2015-01-28

Be For Yourself

Practice of the Week
Be for Yourself

Category: SLOGANS TO LIVE BY: Carry these reminders at all times. These practices don't require setting aside a separate substantial chunk of time -- but they will slow you down a bit (and that's a good thing.) Resolve to get stronger at living by these maxims, day by day. Sometimes make one of them the focus of your daily journaling.
“We have to learn to be our own best friends because we fall too easily into the trap of being our own worst enemies." (Roderick Thorp)

To take any steps toward your own well-being, you have got to be on your own side. Not against others, but for yourself.

For many people, that's harder than it sounds. Maybe you were raised to think you didn't count as much as other people. Maybe when you've tried to stick up for yourself, you've been blocked or knocked down. Maybe deep down you feel you don't deserve to be happy.

Think about what it's like to be a good friend to someone. Then ask: Am I that kind of friend to myself?

If not, you could be too hard on yourself, too quick to feel you're falling short, too dismissive of what you get done each day. Or too half-hearted telling others what you really need. Or too resigned to your own pain, or too slow about doing those things -- both inside your head and outside it, in the wider world -- to make your life better.

Plus, how can you truly help others if you don't start by helping yourself?

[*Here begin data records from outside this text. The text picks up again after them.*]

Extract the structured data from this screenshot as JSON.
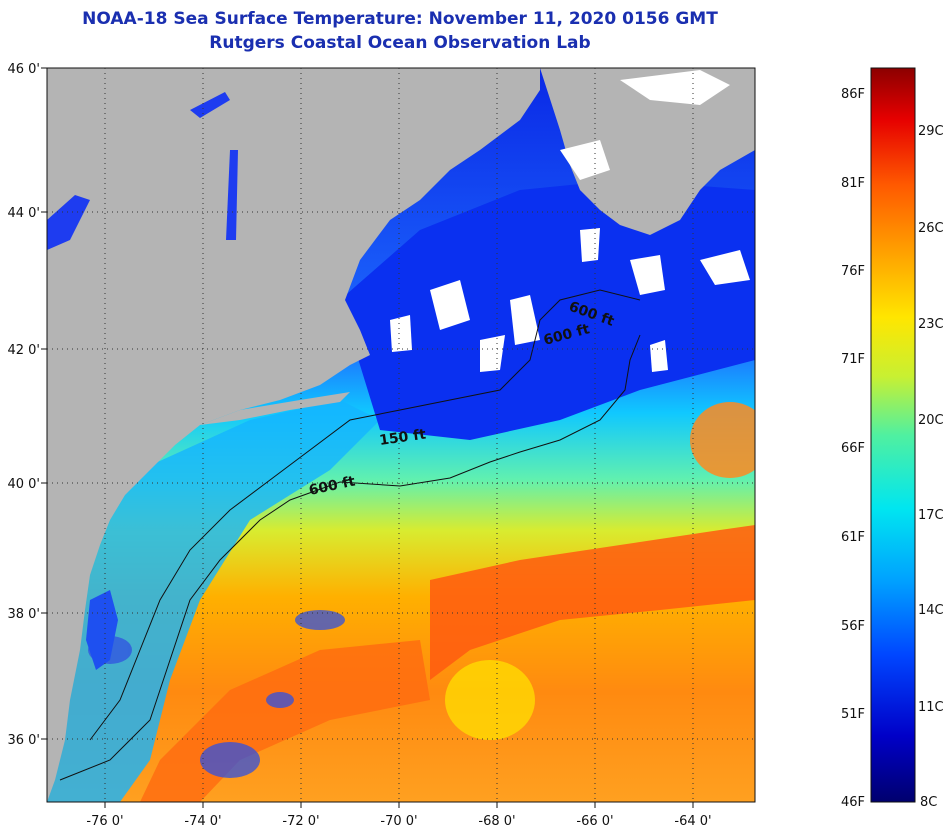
{
  "title": {
    "line1": "NOAA-18 Sea Surface Temperature:  November 11, 2020 0156 GMT",
    "line2": "Rutgers Coastal Ocean Observation Lab"
  },
  "axes": {
    "lat_labels": [
      "46 0'",
      "44 0'",
      "42 0'",
      "40 0'",
      "38 0'",
      "36 0'"
    ],
    "lon_labels": [
      "-76 0'",
      "-74 0'",
      "-72 0'",
      "-70 0'",
      "-68 0'",
      "-66 0'",
      "-64 0'"
    ]
  },
  "contours": {
    "labels": [
      "600 ft",
      "150 ft",
      "600 ft",
      "600 ft"
    ]
  },
  "colorbar": {
    "fahrenheit": [
      "86F",
      "81F",
      "76F",
      "71F",
      "66F",
      "61F",
      "56F",
      "51F",
      "46F"
    ],
    "celsius": [
      "29C",
      "26C",
      "23C",
      "20C",
      "17C",
      "14C",
      "11C",
      "8C"
    ],
    "colors": [
      "#00006e",
      "#0000c8",
      "#0046ff",
      "#00a0ff",
      "#00e6f0",
      "#50f0a0",
      "#c8f032",
      "#ffe600",
      "#ffa000",
      "#ff5a00",
      "#e60000",
      "#8c0000"
    ]
  },
  "colors": {
    "land": "#b4b4b4",
    "cloud": "#ffffff",
    "title": "#1a2fb0"
  }
}
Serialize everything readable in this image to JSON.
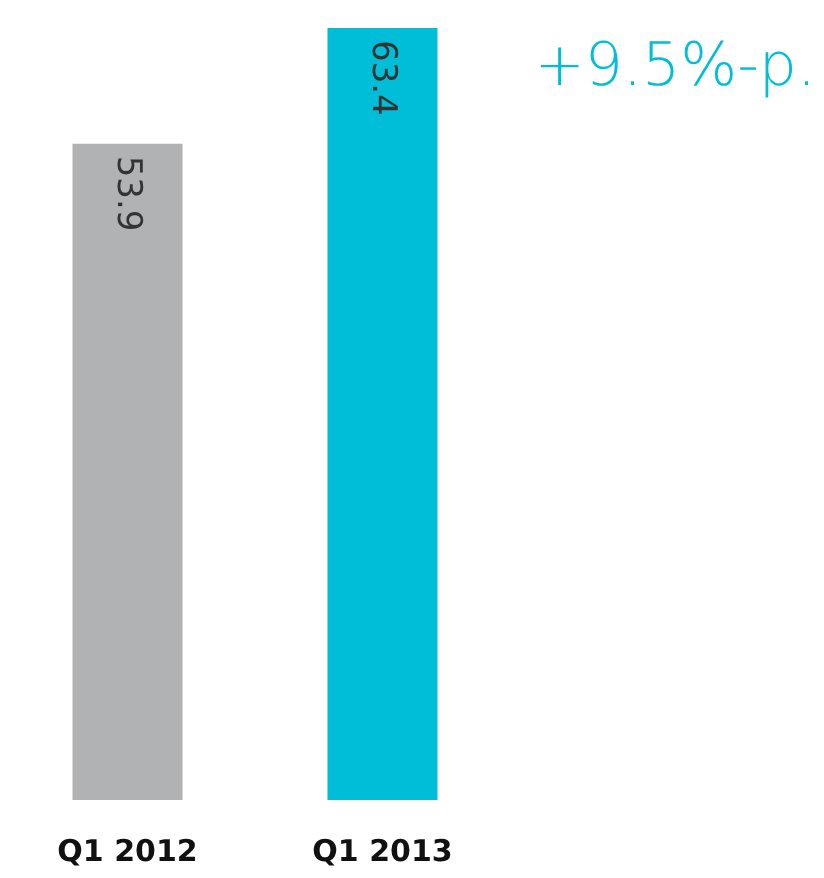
{
  "chart_data": {
    "type": "bar",
    "categories": [
      "Q1 2012",
      "Q1 2013"
    ],
    "values": [
      53.9,
      63.4
    ],
    "colors": [
      "#b1b2b3",
      "#00bed8"
    ],
    "data_labels": true,
    "annotations": [
      "+9.5%-p."
    ]
  }
}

The foundation of all practice is to wish yourself well, to let your own sorrows and needs and dreams matter to you. Then, whatever you do for yourself will have real oomph behind it!


How

Several times a day, ask yourself: Am I on my own side here? Am I looking out for my own best interests? (Which will often include the best interests of others.)

Good times to do this:
  • If you feel bad (e.g., sad, hurt, worried, disappointed, mistreated, frustrated, stressed, or irritated)
  • If someone is pushing you to do something
  • If you know you should do something for your own benefit but you're not doing it (like asserting yourself with someone, looking for a new job, or quitting smoking)
At these times, or in general:
  • Bring to mind the feeling of being with someone who cares about you. This will help you feel like you matter and have worth, which is the basis of being for yourself.
  • Recall what it feels like to be for someone. Perhaps a child, pet or dear friend. Notice different aspects of this experience, such as loyalty, concern, warmth, determination, or advocacy. Let the sense of being on someone's side be big in your awareness. Let your body shift into a posture of support and advocacy: perhaps sitting or standing a little more erect, chest coming up a bit, eyes more intent; you're strengthening the experience of being for someone by drawing on embodied cognition, on the sensorimotor systems in your brain that underlie and shape your thoughts and feelings.
  • Recall a time when you had to be strong, energetic, fierce, or intense on your own behalf. It could be as simple as the experience of the last part of an exercise routine, when you had to use every last ounce of willpower to finish it. Or it could be a time you had to escape from a serious danger, or stand up for yourself against an intimidating person, or doggedly grind out a big project in school or work. As in the bullet point just above, open to this experience and shift into embodying it so it is as real as possible for you, and so that you are stimulating and thus strengthening its underlying neural networks.
  • See yourself as a young child -- sweet, vulnerable, precious -- and extend this same attitude of loyalty, strength, and caring toward that little boy or girl. (You could get a picture of yourself as a kid and carry it in your wallet or purse, and look at it from time to time.)
  • Imagine having this same sense and stance of loyalty, strength, and caring for yourself today.
  • Be mindful of what it feels like in your body to be on your own side. Open to and encourage that feeling as much as possible. Notice any resistance to it and try to let it go.
  • Ask yourself: Being on my own side, what's the best thing to do here? Then, as best you can, do it.
Remember:
  • Being for yourself simply means that you care about yourself. You wish to feel happy instead of worried, sad, guilty, or angry. You want people to treat you well instead of badly. You want to help your future self -- the person you'll be next week, next year, next decade -- to have as good a life as possible.
  • Your experience matters, both for the moment-to-moment experience of living and for the lasting traces that your thoughts and feelings leave behind in the structure of your brain.
  • It is moral to treat people with decency, respect, compassion, and kindness. Well, "people" includes you! You have as many rights, and your opinions and needs and dreams have as much standing, as those of anyone else in the world.
  • When you take good care of yourself, then you have more to offer others, from the people close to you to the whole wide world.
For Journaling

At the end of a day, write a self-assessment: how did you do at being for yourself today? (Can you be for yourself even as you compose this assessment?) Which of the strategies suggested will you try tomorrow?